Humphrey's service as Vice-President was marked by frustration. A legislator by training and temperament, he was not an effective executive, and he never won President Johnson's confidence. This was particularly true on civil rights matters. Humphrey chaired the President's Council on Equal Opportunity (PCEO), an office formed to coordinate civil rights efforts across cabinet departments and agencies. PCEO was a disappointment, duplicating much of the work of the Federal bureaucracy. Humphrey returned to his central interest in economic advancement when he headed up the President's Council on Youth Opportunity (PCOYO). He spearheaded a drive to cajole businesses to hire unemployed black teens for summer jobs. Despite a massive publicity campaign, the response of business was sluggish, and the Youth Opportunity Campaign did not meet its targets. Unemployment rates among black teens remained high.
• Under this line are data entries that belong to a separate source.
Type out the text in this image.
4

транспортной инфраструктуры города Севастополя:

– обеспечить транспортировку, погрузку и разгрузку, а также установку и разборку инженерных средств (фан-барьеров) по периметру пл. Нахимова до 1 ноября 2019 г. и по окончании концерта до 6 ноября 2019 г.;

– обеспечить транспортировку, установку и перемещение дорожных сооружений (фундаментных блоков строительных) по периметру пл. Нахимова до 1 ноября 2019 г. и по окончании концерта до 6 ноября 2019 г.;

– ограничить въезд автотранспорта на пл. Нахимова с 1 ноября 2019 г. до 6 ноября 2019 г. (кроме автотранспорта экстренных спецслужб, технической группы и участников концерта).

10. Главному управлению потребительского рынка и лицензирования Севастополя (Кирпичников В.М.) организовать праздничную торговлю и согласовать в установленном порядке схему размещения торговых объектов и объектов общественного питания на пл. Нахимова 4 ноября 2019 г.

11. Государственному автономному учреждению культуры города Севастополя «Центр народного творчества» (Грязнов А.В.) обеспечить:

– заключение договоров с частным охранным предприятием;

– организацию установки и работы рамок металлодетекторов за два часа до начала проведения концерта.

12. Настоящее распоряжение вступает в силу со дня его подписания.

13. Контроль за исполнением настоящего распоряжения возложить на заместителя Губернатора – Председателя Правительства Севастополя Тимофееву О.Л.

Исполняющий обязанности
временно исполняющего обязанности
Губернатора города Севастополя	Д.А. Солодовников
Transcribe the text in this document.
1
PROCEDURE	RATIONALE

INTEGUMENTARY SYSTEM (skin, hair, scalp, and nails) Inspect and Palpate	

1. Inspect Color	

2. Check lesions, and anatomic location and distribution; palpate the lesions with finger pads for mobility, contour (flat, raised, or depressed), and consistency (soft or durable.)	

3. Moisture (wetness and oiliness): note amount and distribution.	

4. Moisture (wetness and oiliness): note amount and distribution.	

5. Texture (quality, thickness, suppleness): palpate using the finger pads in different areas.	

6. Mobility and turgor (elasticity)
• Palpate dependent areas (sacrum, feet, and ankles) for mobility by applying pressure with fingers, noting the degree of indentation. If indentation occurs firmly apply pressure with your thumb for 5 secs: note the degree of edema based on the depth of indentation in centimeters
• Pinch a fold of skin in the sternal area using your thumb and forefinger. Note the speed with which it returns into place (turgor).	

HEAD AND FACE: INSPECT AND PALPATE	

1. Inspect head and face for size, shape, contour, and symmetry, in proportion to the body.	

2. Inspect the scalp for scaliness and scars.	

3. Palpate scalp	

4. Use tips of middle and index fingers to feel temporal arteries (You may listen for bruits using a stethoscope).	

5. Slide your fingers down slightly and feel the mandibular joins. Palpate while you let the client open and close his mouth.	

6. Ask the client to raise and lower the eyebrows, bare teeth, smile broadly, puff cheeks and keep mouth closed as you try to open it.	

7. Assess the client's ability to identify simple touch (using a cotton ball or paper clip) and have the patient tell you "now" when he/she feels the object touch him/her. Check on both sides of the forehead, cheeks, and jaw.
Humphrey's life work exemplified a commitment to government programs to bring about racial equality tempered by the belief that, over time, white Southerners would be persuaded as to the righteousness of civil rights claims. But when the urban riots paralyzed the county in the summer of 1967, the liberal consensus splintered apart. Humphrey's familiar liberal refrain that the American creed owed blacks equality of opportunity was reinterpreted. The new left--the Kerner Commission and Humphrey's opponents in the 1968 Democratic Presidential primaries, Eugene McCarthy and Robert Kennedy--argued that little progress had been made in race relations in the post-war era. They were edging toward equality of outcome as the proper measure of justice. At the center, Democrats within the Johnson administration were cynical about the potential of government to bring about racial harmony and justice. To the right, George Wallace's populist campaign of resentment tied the cause of racial justice with the problem of societal breakdown.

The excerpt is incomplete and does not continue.